Следя за тобой, я диктовал себе грамматику рая, я танцевал на его волнах точно лист назаретской смоковницы. И развратив себя надеждой, я расширился до небес; смерть воробья или мыши доставляла страшную боль. Я надеялся, Каннибель. Это было единственное занятие, оставшееся мне. Позвоночник вонзился в созвездие Скорпиона и каждую ночь я спускался по нему вниз со своей верой в кармане. Я надеялся в одури остановок, в колыбельном ритме электричек, в лязге серебряных молний, в грохоте входящих в город колесниц. Я стал маньяком надежды: от меня шарахались даже фанатики. Я верил и надеялся, и это было бессмысленное бешенство агонии, когда тело перед смертью хватается за косы беспечной дурочки-души.
Иногда ты сходила на землю. Тогда я окружал тебя.
Вращеньем вертолетных лопастей нависал над твоей макушкой, и поле волос твоих волнилось. За поворотом улицы, в районе набережной и острова покачивалась ночь, абсолютная полупрозрачная ночь. На берегу раздалось шипение. Тот, кто выходил из нечистых волн, был предсказан патмосским узником[28]
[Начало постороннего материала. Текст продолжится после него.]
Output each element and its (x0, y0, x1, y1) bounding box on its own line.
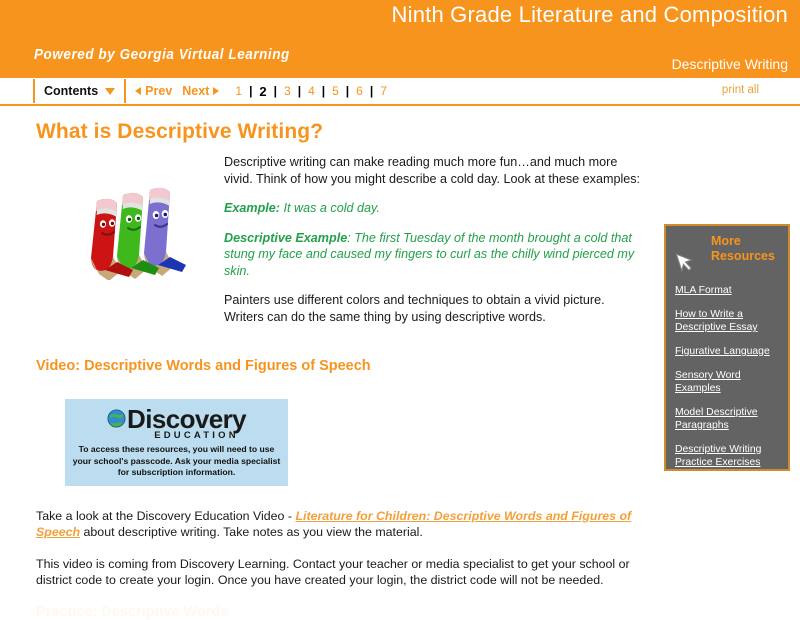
page-navigation-bar: Contents Prev Next 1 | 2 | 3 | 4 | 5 | 6… (0, 78, 800, 106)
three-cartoon-pencils-image (80, 168, 192, 280)
chevron-down-icon (105, 88, 115, 95)
page-link-7[interactable]: 7 (378, 84, 389, 98)
intro-paragraph: Descriptive writing can make reading muc… (224, 154, 642, 187)
sidebar-link-descriptive-writing-practice-exercises[interactable]: Descriptive Writing Practice Exercises (675, 443, 779, 469)
sidebar-link-model-descriptive-paragraphs[interactable]: Model Descriptive Paragraphs (675, 406, 779, 432)
page-link-3[interactable]: 3 (282, 84, 293, 98)
example-text: It was a cold day. (280, 201, 380, 215)
arrow-right-icon[interactable] (213, 87, 219, 95)
tail-text-block: Take a look at the Discovery Education V… (36, 508, 636, 589)
sidebar-link-sensory-word-examples[interactable]: Sensory Word Examples (675, 369, 779, 395)
more-resources-panel: More Resources MLA Format How to Write a… (664, 224, 790, 471)
example-line: Example: It was a cold day. (224, 200, 642, 217)
intro-text-block: Descriptive writing can make reading muc… (224, 154, 642, 325)
video-section-title: Video: Descriptive Words and Figures of … (36, 338, 646, 374)
nav-links-group: Prev Next 1 | 2 | 3 | 4 | 5 | 6 | 7 (126, 84, 389, 99)
site-header: Ninth Grade Literature and Composition D… (0, 0, 800, 78)
main-content-column: What is Descriptive Writing? (36, 106, 646, 620)
page-link-4[interactable]: 4 (306, 84, 317, 98)
contents-button[interactable]: Contents (35, 79, 124, 103)
prev-button[interactable]: Prev (145, 84, 172, 98)
discovery-education-sub: EDUCATION (71, 430, 282, 441)
next-button[interactable]: Next (182, 84, 209, 98)
example-label: Example: (224, 201, 280, 215)
page-link-6[interactable]: 6 (354, 84, 365, 98)
powered-by-label: Powered by Georgia Virtual Learning (34, 47, 290, 63)
descriptive-example-label: Descriptive Example (224, 231, 347, 245)
arrow-left-icon[interactable] (135, 87, 141, 95)
page-separator: | (244, 84, 257, 98)
globe-icon (107, 409, 126, 428)
login-info-paragraph: This video is coming from Discovery Lear… (36, 556, 636, 589)
video-instruction-paragraph: Take a look at the Discovery Education V… (36, 508, 636, 541)
page-title: What is Descriptive Writing? (36, 106, 646, 144)
page-link-5[interactable]: 5 (330, 84, 341, 98)
page-separator: | (293, 84, 306, 98)
painters-paragraph: Painters use different colors and techni… (224, 292, 642, 325)
more-resources-links: MLA Format How to Write a Descriptive Es… (666, 284, 788, 469)
page-separator: | (341, 84, 354, 98)
intro-section: Descriptive writing can make reading muc… (36, 154, 646, 325)
discovery-passcode-note: To access these resources, you will need… (71, 444, 282, 479)
more-resources-header: More Resources (666, 226, 788, 284)
print-all-link[interactable]: print all (722, 84, 759, 96)
next-section-heading-cutoff: Practice: Descriptive Words (36, 604, 646, 620)
more-resources-title: More Resources (687, 234, 779, 264)
sidebar-link-mla-format[interactable]: MLA Format (675, 284, 779, 297)
tail-outro-text: about descriptive writing. Take notes as… (80, 525, 423, 539)
page-link-1[interactable]: 1 (233, 84, 244, 98)
tail-intro-text: Take a look at the Discovery Education V… (36, 509, 295, 523)
page-separator: | (269, 84, 282, 98)
discovery-logo: Discovery (71, 406, 282, 432)
page-link-2[interactable]: 2 (257, 84, 268, 99)
course-title: Ninth Grade Literature and Composition (268, 2, 788, 27)
descriptive-example-line: Descriptive Example: The first Tuesday o… (224, 230, 642, 280)
contents-label: Contents (44, 84, 98, 98)
sidebar-link-figurative-language[interactable]: Figurative Language (675, 345, 779, 358)
page-separator: | (365, 84, 378, 98)
discovery-education-banner[interactable]: Discovery EDUCATION To access these reso… (65, 399, 288, 486)
sidebar-link-how-to-write-descriptive-essay[interactable]: How to Write a Descriptive Essay (675, 308, 779, 334)
unit-title: Descriptive Writing (268, 56, 788, 73)
page-number-list: 1 | 2 | 3 | 4 | 5 | 6 | 7 (233, 84, 389, 99)
page-separator: | (317, 84, 330, 98)
page-body: What is Descriptive Writing? (0, 106, 800, 590)
discovery-wordmark: Discovery (127, 406, 246, 432)
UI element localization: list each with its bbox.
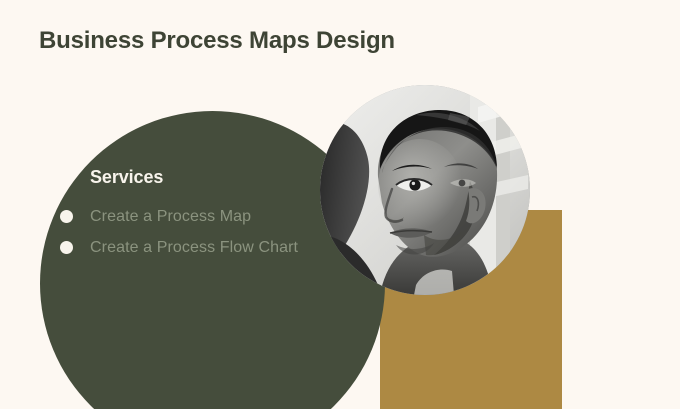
portrait-photo (320, 85, 530, 295)
list-item-label: Create a Process Flow Chart (90, 239, 298, 256)
bullet-dot-icon (60, 210, 73, 223)
list-item-label: Create a Process Map (90, 208, 251, 225)
list-item: Create a Process Flow Chart (58, 235, 308, 260)
page-title: Business Process Maps Design (39, 27, 395, 55)
bullet-dot-icon (60, 241, 73, 254)
services-block: Services Create a Process Map Create a P… (58, 166, 308, 266)
gig-thumbnail-canvas: Business Process Maps Design Services Cr… (0, 0, 680, 409)
services-heading: Services (90, 166, 308, 188)
list-item: Create a Process Map (58, 204, 308, 229)
services-list: Create a Process Map Create a Process Fl… (58, 204, 308, 260)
, и тот перевернулся в раю, когда увидел, во что превращается мечта. Зверь смердящий покинул воду и стал передо мной. «Я — твоя надежда», сказал он. И было на голове его семь глаз, каждый впивался в душу, глодал печень. И силу его питали такие как я, и он жрал нас, покинувших небо, громыхающих в словесах и жестяных молниях. И на плече его восседала ты.Впрочем, я сходил с ума. Легко соскочив с плеча, ты обняла и извинилась за исчезновение. На перекрестке в центре города ты остановила машину; мы отправились в ночь.
Нас примирила «Волна». Бог снова был рядом, на сей раз одетый в серый пиджак и джинсы, и без насмешки попросил у меня прикурить.